Kim Wheeler is a Mohawk/Anishinaabe kwe who has brought positive Indigenous stories to the mainstream and Indigenous media since 1993. She is a writer and a multi-award winning producer. She has created or co-created several radio shows and podcasts including: Ab-Originals, Indian Summer, Auntie Up!, Indigenous Screen Office’s Storytellers, Turtle Island Talks, and The Kim Wheeler Show on SiriusXM. In 2023, Kim received a Canadian Screen Award for Buffy Sainte-Marie: Starwalker. She is also a writer/producer for The Juno Awards and has written for the New York Times and Chatelaine magazine.
Kaylen Belair is a Métis audio producer from Saint Laurent, Manitoba. He is the music director for SiriusXM channels 165 The Indigiverse and 171 Top of the Country Radio. Kaylen also produces the Indigenous Music Countdown, Turtle Island Talks, and The Kim Wheeler Show.
January Rogers is a Mohawk/Tuscarora writer from Six Nations of the Grand River. She owns and operates Ojistoh Publishing and Productions. She works in page poetry, spoken word, performance poetry, video poetry and recorded poetry with music. January is a radio broadcaster, media producer and sound artist. She has produced and written media for gallery and broadcast with 2Ro Media since 2015. In 2020, she won Best Music Video at the American Indian Film Festival for Ego of a Nation. In 2021, January took home an ImagineNATIVE award for Best Experimental Sound for her sound piece The Struggle Within.
Michael Hutchinson is a citizen of the Misipawistik Cree Nation in Treaty 5 Territory. He began his career as a journalist but moved over to communications to work for the Indian Claims Commission in Ottawa as a writer. He returned to his home province where he worked as the director of communications for the Assembly of Manitoba Chiefs, and then as a project manager for the Treaty Relations Commission of Manitoba. Eventually, Michael moved back into journalism and has worked on APTN Investigates, as the host of APTN National News, produced and hosted Face to Face and The Laughing Drum. He recently did a short stint as a co-host on CTV Morning Live Winnipeg. Currently, Michael is the Communications Manager for the Manitoba First Nations Education Resource Centre, which is on the front lines of language and cultural revitalization.
Christine Genier is a Wolf Clan citizen of the Ta’an Kwäch’än Council (Yukon). She is a broadcaster, journalist, writer, poet, performer, and language and culture worker. Since 1995 Christine has been navigating a career spanning northern theatre, journalism, broadcasting, writing, spoken word and public speaking, and getting angry. She tries to do this all with
honesty and humor, language and culture. Christine works to pass on her ancestral languages, Tageesh Koshé and Dawkwanjé (Southern Tutchone). Christine is a regular guest host with the popular podcast Auntie Up!
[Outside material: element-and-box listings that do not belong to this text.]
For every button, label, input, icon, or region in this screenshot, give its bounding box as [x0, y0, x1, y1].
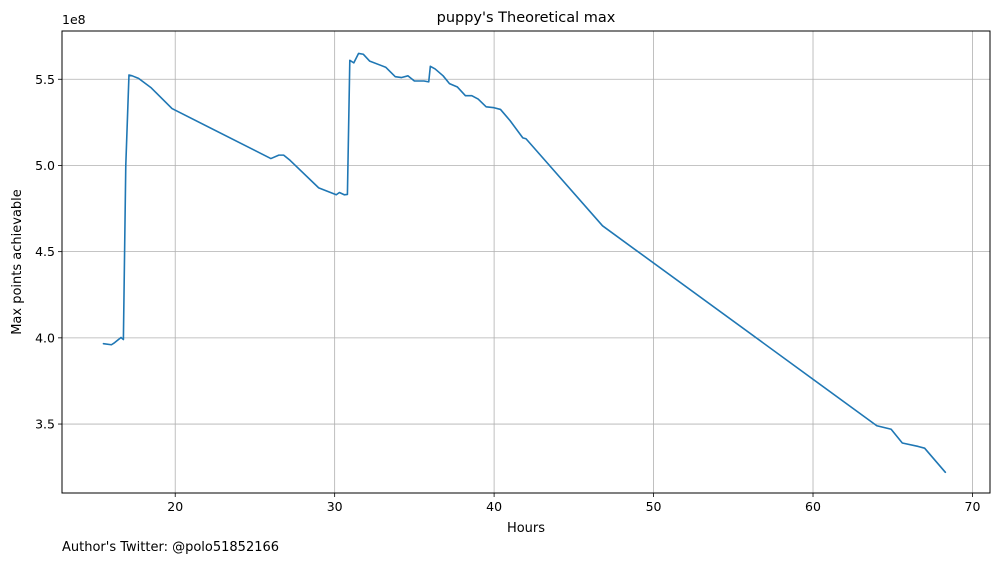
y-tick-label: 4.0 [35, 330, 55, 345]
y-axis-offset-label: 1e8 [62, 12, 86, 27]
x-tick-label: 50 [646, 499, 662, 514]
x-tick-label: 60 [805, 499, 821, 514]
x-tick-label: 40 [486, 499, 502, 514]
author-twitter-text: Author's Twitter: @polo51852166 [62, 540, 279, 555]
axis-ticks: 20 30 40 50 60 70 3.5 4.0 4.5 5.0 5.5 [35, 72, 980, 514]
x-tick-label: 70 [965, 499, 981, 514]
series-line [102, 52, 947, 474]
y-axis-label: Max points achievable [10, 189, 25, 335]
chart-title: puppy's Theoretical max [437, 10, 616, 26]
series-layer [102, 52, 947, 474]
plot-frame [61, 30, 991, 494]
y-tick-label: 5.5 [35, 72, 55, 87]
y-tick-label: 3.5 [35, 417, 55, 432]
x-tick-label: 20 [167, 499, 183, 514]
grid-lines [62, 31, 990, 493]
x-tick-label: 30 [327, 499, 343, 514]
y-tick-label: 4.5 [35, 244, 55, 259]
x-axis-label: Hours [507, 521, 545, 536]
y-tick-label: 5.0 [35, 158, 55, 173]
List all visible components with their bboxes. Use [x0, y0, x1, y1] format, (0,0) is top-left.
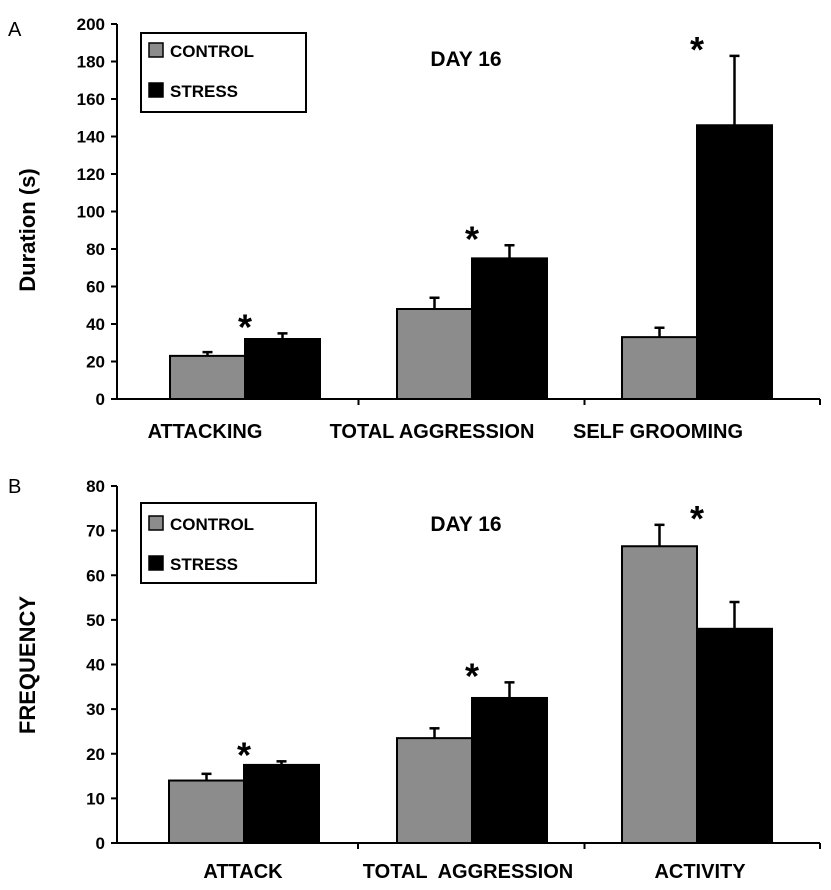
panel-a-category-label: TOTAL AGGRESSION: [330, 421, 535, 443]
panel-a-duration-chart: A Duration (s) DAY 16 CONTROL STRESS 0 20…: [8, 15, 821, 443]
panel-a-y-tick-label: 60: [86, 278, 105, 297]
panel-a-significance-star: *: [690, 29, 704, 70]
panel-a-y-tick-label: 40: [86, 315, 105, 334]
panel-b-significance-star: *: [237, 734, 251, 775]
panel-b-legend-box: [140, 502, 317, 584]
panel-b-legend: CONTROL STRESS: [140, 502, 317, 584]
panel-a-y-tick-label: 180: [77, 53, 105, 72]
panel-b-y-tick-label: 30: [86, 700, 105, 719]
panel-b-bar-control: [621, 545, 698, 845]
panel-b-y-tick-label: 10: [86, 789, 105, 808]
panel-b-y-tick-label: 60: [86, 566, 105, 585]
panel-b-title: DAY 16: [430, 513, 501, 536]
panel-b-category-label: ATTACK: [203, 861, 283, 883]
panel-a-legend-control-label: CONTROL: [170, 42, 254, 61]
panel-b-bar-stress: [696, 627, 773, 844]
panel-b-y-tick-label: 0: [96, 834, 105, 853]
panel-b-y-tick-label: 70: [86, 522, 105, 541]
panel-a-y-tick-label: 0: [96, 390, 105, 409]
panel-a-bar-stress: [471, 257, 548, 400]
panel-a-legend: CONTROL STRESS: [140, 32, 307, 113]
panel-a-category-label: SELF GROOMING: [573, 421, 743, 443]
panel-b-y-tick-label: 20: [86, 745, 105, 764]
panel-b-y-tick-label: 80: [86, 477, 105, 496]
panel-b-letter: B: [8, 476, 21, 498]
panel-b-legend-control-label: CONTROL: [170, 515, 254, 534]
panel-b-frequency-chart: B FREQUENCY DAY 16 CONTROL STRESS 0 10 20 3…: [8, 476, 821, 883]
panel-a-y-tick-label: 20: [86, 353, 105, 372]
panel-a-legend-stress-label: STRESS: [170, 82, 238, 101]
panel-a-y-axis-label: Duration (s): [15, 168, 40, 291]
panel-b-bar-control: [396, 737, 473, 844]
panel-b-legend-stress-label: STRESS: [170, 555, 238, 574]
panel-b-significance-star: *: [465, 655, 479, 696]
panel-a-y-tick-label: 140: [77, 128, 105, 147]
panel-b-category-label: TOTAL AGGRESSION: [363, 861, 573, 883]
panel-a-category-label: ATTACKING: [148, 421, 263, 443]
panel-b-y-tick-label: 40: [86, 656, 105, 675]
panel-b-category-label: ACTIVITY: [654, 861, 746, 883]
panel-a-plot-area: 0 20 40 60 80 100 120 140 160 180 200 * ATTACKING * TO…: [77, 15, 821, 443]
panel-a-legend-box: [140, 32, 307, 113]
panel-a-bar-stress: [244, 338, 321, 400]
panel-a-y-tick-label: 80: [86, 240, 105, 259]
panel-a-y-tick-label: 100: [77, 203, 105, 222]
panel-b-bar-stress: [243, 763, 320, 844]
panel-b-legend-control-swatch: [148, 515, 164, 531]
panel-a-bar-control: [396, 308, 473, 400]
panel-a-y-tick-label: 200: [77, 15, 105, 34]
panel-a-bar-stress: [696, 124, 773, 400]
panel-a-letter: A: [8, 19, 22, 41]
panel-a-bar-control: [621, 336, 698, 400]
panel-b-y-axis-label: FREQUENCY: [15, 596, 40, 734]
panel-a-bar-control: [169, 354, 246, 400]
panel-a-significance-star: *: [465, 218, 479, 259]
panel-b-significance-star: *: [690, 498, 704, 539]
panel-a-legend-stress-swatch: [148, 82, 164, 98]
panel-b-plot-area: 0 10 20 30 40 50 60 70 80 * ATTACK * TOTAL AGGRESSIO…: [86, 477, 821, 883]
panel-b-bar-stress: [471, 696, 548, 844]
panel-a-y-tick-label: 160: [77, 90, 105, 109]
panel-b-bar-control: [168, 779, 245, 845]
panel-a-legend-control-swatch: [148, 42, 164, 58]
panel-a-y-tick-label: 120: [77, 165, 105, 184]
panel-b-legend-stress-swatch: [148, 555, 164, 571]
panel-b-y-tick-label: 50: [86, 611, 105, 630]
panel-a-significance-star: *: [238, 306, 252, 347]
panel-a-title: DAY 16: [430, 48, 501, 71]
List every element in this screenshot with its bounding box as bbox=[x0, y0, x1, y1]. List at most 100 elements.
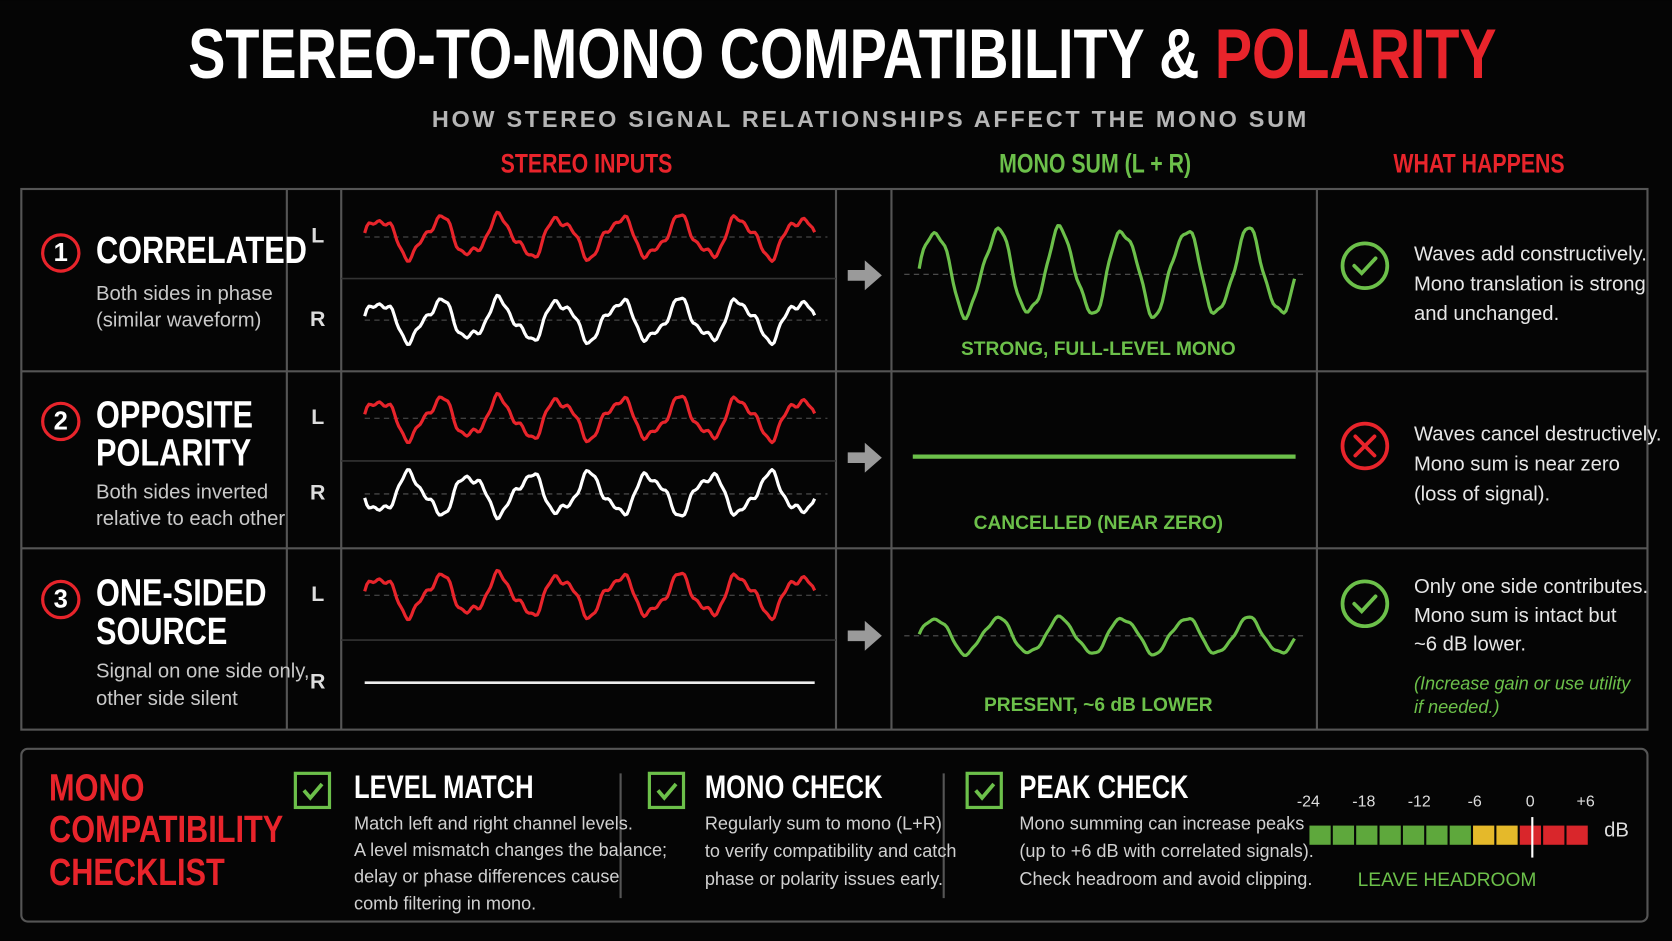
meter-segment bbox=[1566, 825, 1588, 845]
item-line: Check headroom and avoid clipping. bbox=[1019, 869, 1312, 889]
row-description: Signal on one side only, bbox=[96, 660, 310, 682]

Melissa Spence is a professionally trained, award-winning broadcaster who is enrolled in Lake Manitoba First Nation. Bornand raised in Winnipeg until relocating to the US in 2015, she is from the Anishinaabe/Ojibway Nation (Turtle Clan) and now calls Las Vegas home. With over 15 years of professional radio to her credit, Melissa has been a part of several Indigenous broadcast programming on local, regional and national levels. She thrived as a popular morning show personality, developed an Indigenous youth radio station Streetz/Rhythm 104.7 (CIUR), hosted the first ever Indigenous Music countdown show (@IMCountdown) on SIRIUS XM (channel 165) and served as the first-ever female Indigenous music programmer at CIUR – Rhythm FM. She’s currently a Cultural Humility facilitator, advocates for MMIWP’s, is the producer and host of IVMusic and the IVpodcast, and takes care of all social media and creative communications at Indigenous Vision.
Madeleine Allakariallak is Inuk and was born and raised in Canada’s second most northerly community. Madeleine is currently the director of production and post-production of an Inuit-owned television and radio broadcaster in Montreal. She began her career at CBC Iqaluit. Madeleine hosted a bilingual Inuktitut/English radio morning show for almost 10 years before taking on a job as TV host-producer for the APTN. She returned to CBC North as host of the only Inuktitut evening news program. She sight-translated on the fly. All of her interviews were only in Inuktitut, and there, she gained valuable history of Inuit from many knowledge carriers from across the circumpolar Arctic world.